Edwards spent several years at federal prisons in Kansas and Pennsylvania, where he claimed he decided to clean up his life and leave crime behind. After he was released on parole, he toured the nation as a speaker on prison reform and wrote the autobiography describing his rehabilitation. He also appeared on the television game show To Tell the Truth.
To Angelo Brown, a professor of criminology at Arkansas State University, these public appearances signal that Edwards was probably a narcissist. These individuals “think they are too smart to be caught,” Brown tells A&E Crime + Investigation. They often “give clues or manipulate people to think they are changed or good so that no one would suspect them.”
In the late 1960s, Edwards met and married 21-year-old Kay Lynn Hedderly. The two had five children together, including Balascio, who was the oldest.
Balascio has conflicting memories of her father—some happy, some scary. Her father could be extremely loving and supportive, but also allegedly violent, especially toward her mother and the family’s pets. Balascio also remembers in her book Raised by a Serial Killer that her father loved watching true crime documentaries—especially those about the Zodiac Killer—and that he always befriended the police wherever they lived.

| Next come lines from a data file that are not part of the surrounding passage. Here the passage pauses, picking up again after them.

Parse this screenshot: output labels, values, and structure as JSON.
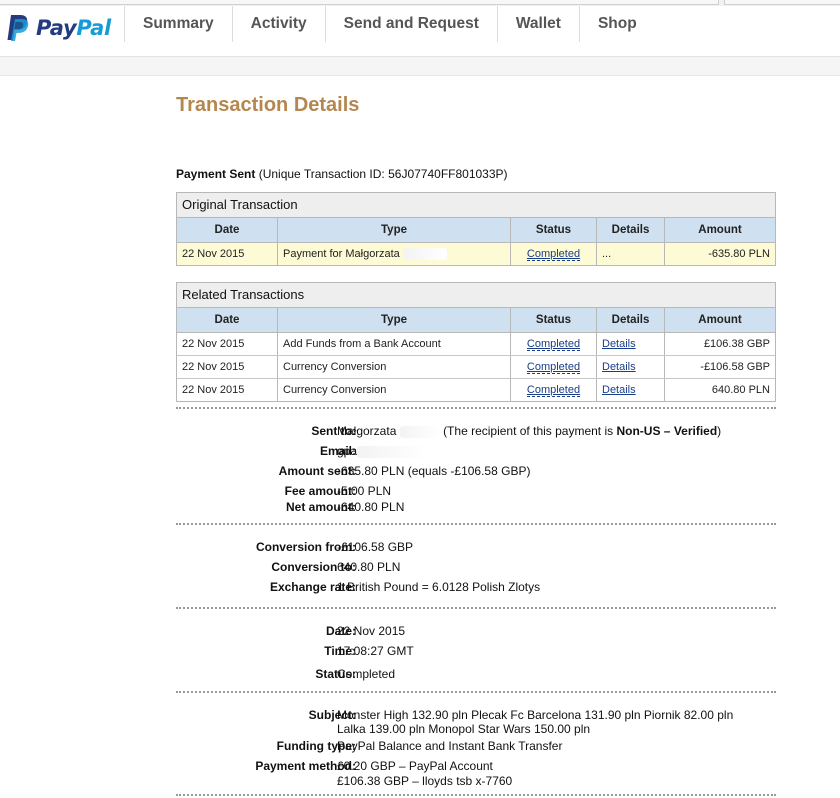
{
  "brand": {
    "logo_pay": "Pay",
    "logo_pal": "Pal"
  },
  "nav": {
    "items": [
      {
        "label": "Summary"
      },
      {
        "label": "Activity"
      },
      {
        "label": "Send and Request"
      },
      {
        "label": "Wallet"
      },
      {
        "label": "Shop"
      }
    ]
  },
  "page": {
    "title": "Transaction Details",
    "payment_type": "Payment Sent",
    "transaction_id_text": "(Unique Transaction ID: 56J07740FF801033P)"
  },
  "tables": {
    "headers": {
      "date": "Date",
      "type": "Type",
      "status": "Status",
      "details": "Details",
      "amount": "Amount"
    },
    "original": {
      "caption": "Original Transaction",
      "rows": [
        {
          "date": "22 Nov 2015",
          "type": "Payment for Małgorzata",
          "status": "Completed",
          "details": "...",
          "amount": "-635.80 PLN"
        }
      ]
    },
    "related": {
      "caption": "Related Transactions",
      "rows": [
        {
          "date": "22 Nov 2015",
          "type": "Add Funds from a Bank Account",
          "status": "Completed",
          "details": "Details",
          "amount": "£106.38 GBP"
        },
        {
          "date": "22 Nov 2015",
          "type": "Currency Conversion",
          "status": "Completed",
          "details": "Details",
          "amount": "-£106.58 GBP"
        },
        {
          "date": "22 Nov 2015",
          "type": "Currency Conversion",
          "status": "Completed",
          "details": "Details",
          "amount": "640.80 PLN"
        }
      ]
    }
  },
  "details": {
    "sent_to": {
      "label": "Sent to:",
      "name": "Małgorzata",
      "note_prefix": "(The recipient of this payment is ",
      "note_bold": "Non-US – Verified",
      "note_suffix": ")"
    },
    "email": {
      "label": "Email:",
      "value": "gpa"
    },
    "amount_sent": {
      "label": "Amount sent:",
      "value": "-635.80 PLN (equals -£106.58 GBP)"
    },
    "fee_amount": {
      "label": "Fee amount:",
      "value": "-5.00 PLN"
    },
    "net_amount": {
      "label": "Net amount:",
      "value": "-640.80 PLN"
    },
    "conversion_from": {
      "label": "Conversion from:",
      "value": "-£106.58 GBP"
    },
    "conversion_to": {
      "label": "Conversion to:",
      "value": "640.80 PLN"
    },
    "exchange_rate": {
      "label": "Exchange rate:",
      "value": "1 British Pound = 6.0128 Polish Zlotys"
    },
    "date": {
      "label": "Date:",
      "value": "22 Nov 2015"
    },
    "time": {
      "label": "Time:",
      "value": "17:08:27 GMT"
    },
    "status": {
      "label": "Status:",
      "value": "Completed"
    },
    "subject": {
      "label": "Subject:",
      "line1": "Monster High 132.90 pln Plecak Fc Barcelona 131.90 pln Piornik 82.00 pln",
      "line2": "Lalka 139.00 pln Monopol Star Wars 150.00 pln"
    },
    "funding_type": {
      "label": "Funding type:",
      "value": "PayPal Balance and Instant Bank Transfer"
    },
    "payment_method": {
      "label": "Payment method:",
      "line1": "£0.20 GBP – PayPal Account",
      "line2": "£106.38 GBP – lloyds tsb x-7760"
    }
  }
}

Despite all this, Balascio didn’t suspect her father of murder until Dannie Boy turned up dead in the late 1990s. “I really believed my dad killed him, I just didn’t know how to prove it, and I was busy raising my family,” Balascio told The Guardian.

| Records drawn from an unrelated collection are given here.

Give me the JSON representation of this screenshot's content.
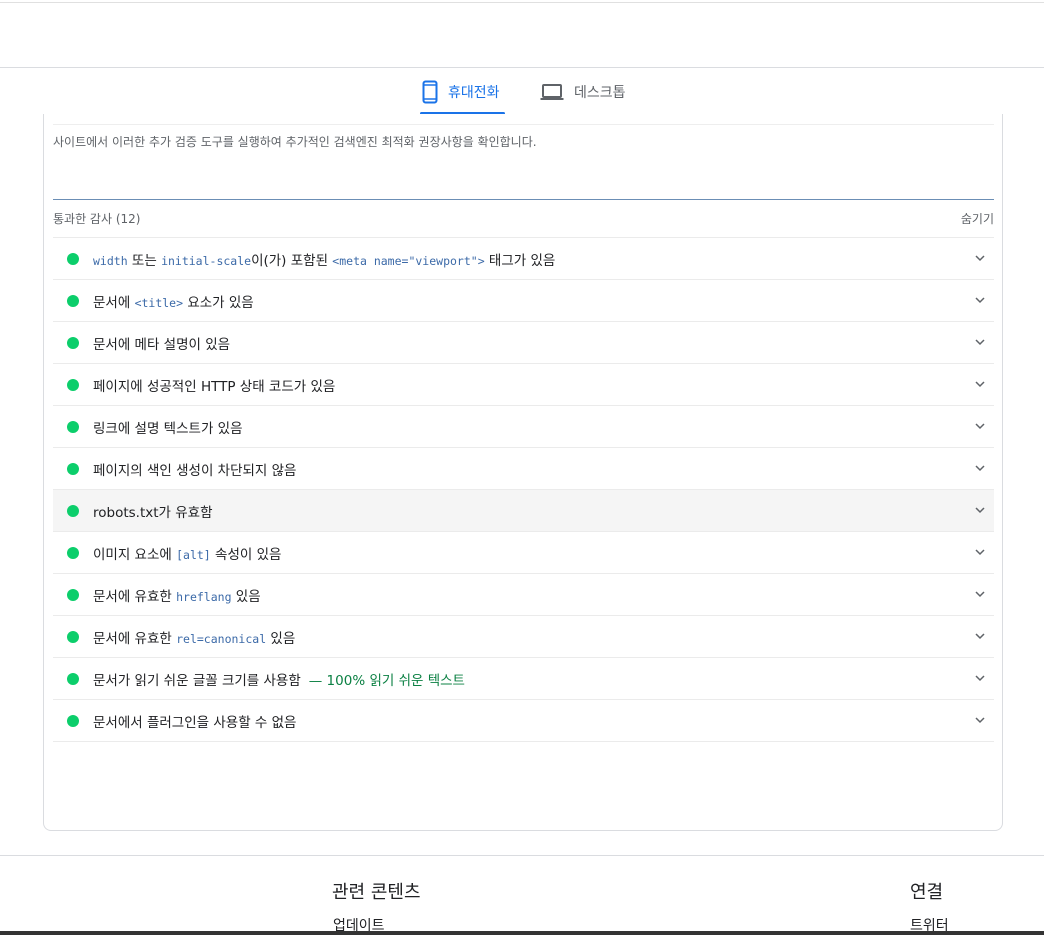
{
  "tabs": {
    "mobile_label": "휴대전화",
    "desktop_label": "데스크톱"
  },
  "description": "사이트에서 이러한 추가 검증 도구를 실행하여 추가적인 검색엔진 최적화 권장사항을 확인합니다.",
  "passed_section": {
    "title": "통과한 감사 (12)",
    "toggle_label": "숨기기"
  },
  "audits": [
    {
      "status": "pass",
      "parts": [
        {
          "t": "width",
          "code": true
        },
        {
          "t": " 또는 "
        },
        {
          "t": "initial-scale",
          "code": true
        },
        {
          "t": "이(가) 포함된 "
        },
        {
          "t": "<meta name=\"viewport\">",
          "code": true
        },
        {
          "t": " 태그가 있음"
        }
      ]
    },
    {
      "status": "pass",
      "parts": [
        {
          "t": "문서에 "
        },
        {
          "t": "<title>",
          "code": true
        },
        {
          "t": " 요소가 있음"
        }
      ]
    },
    {
      "status": "pass",
      "parts": [
        {
          "t": "문서에 메타 설명이 있음"
        }
      ]
    },
    {
      "status": "pass",
      "parts": [
        {
          "t": "페이지에 성공적인 HTTP 상태 코드가 있음"
        }
      ]
    },
    {
      "status": "pass",
      "parts": [
        {
          "t": "링크에 설명 텍스트가 있음"
        }
      ]
    },
    {
      "status": "pass",
      "parts": [
        {
          "t": "페이지의 색인 생성이 차단되지 않음"
        }
      ]
    },
    {
      "status": "pass",
      "parts": [
        {
          "t": "robots.txt가 유효함"
        }
      ],
      "highlight": true
    },
    {
      "status": "pass",
      "parts": [
        {
          "t": "이미지 요소에 "
        },
        {
          "t": "[alt]",
          "code": true
        },
        {
          "t": " 속성이 있음"
        }
      ]
    },
    {
      "status": "pass",
      "parts": [
        {
          "t": "문서에 유효한 "
        },
        {
          "t": "hreflang",
          "code": true
        },
        {
          "t": " 있음"
        }
      ]
    },
    {
      "status": "pass",
      "parts": [
        {
          "t": "문서에 유효한 "
        },
        {
          "t": "rel=canonical",
          "code": true
        },
        {
          "t": " 있음"
        }
      ]
    },
    {
      "status": "pass",
      "parts": [
        {
          "t": "문서가 읽기 쉬운 글꼴 크기를 사용함"
        }
      ],
      "display_value": "— 100% 읽기 쉬운 텍스트"
    },
    {
      "status": "pass",
      "parts": [
        {
          "t": "문서에서 플러그인을 사용할 수 없음"
        }
      ]
    }
  ],
  "footer": {
    "related_heading": "관련 콘텐츠",
    "related_link": "업데이트",
    "connect_heading": "연결",
    "connect_link": "트위터"
  },
  "colors": {
    "accent": "#1a73e8",
    "pass": "#0cce6b",
    "display_value": "#0b8043",
    "code": "#3c6aa8"
  },
  "icons": {
    "mobile_tab": "smartphone-icon",
    "desktop_tab": "laptop-icon",
    "audit_status": "pass-dot-icon",
    "audit_expand": "chevron-down-icon"
  }
}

In the years that followed, she began wondering whether her father was capable of killing other people too, a persistent thought that ultimately led to her father’s arrest.
Many questions remain unanswered. It’s still not clear why Edwards killed Drew and Hack in Wisconsin, nor Lavaco and Straub in Ohio. Balascio submitted her DNA in hopes that it might one day help investigators solve other cold cases.
“My dad did confess to five murders, yes, but I also believe… there’s more out there,” she told Fox News Digital. “There are more victims out there.”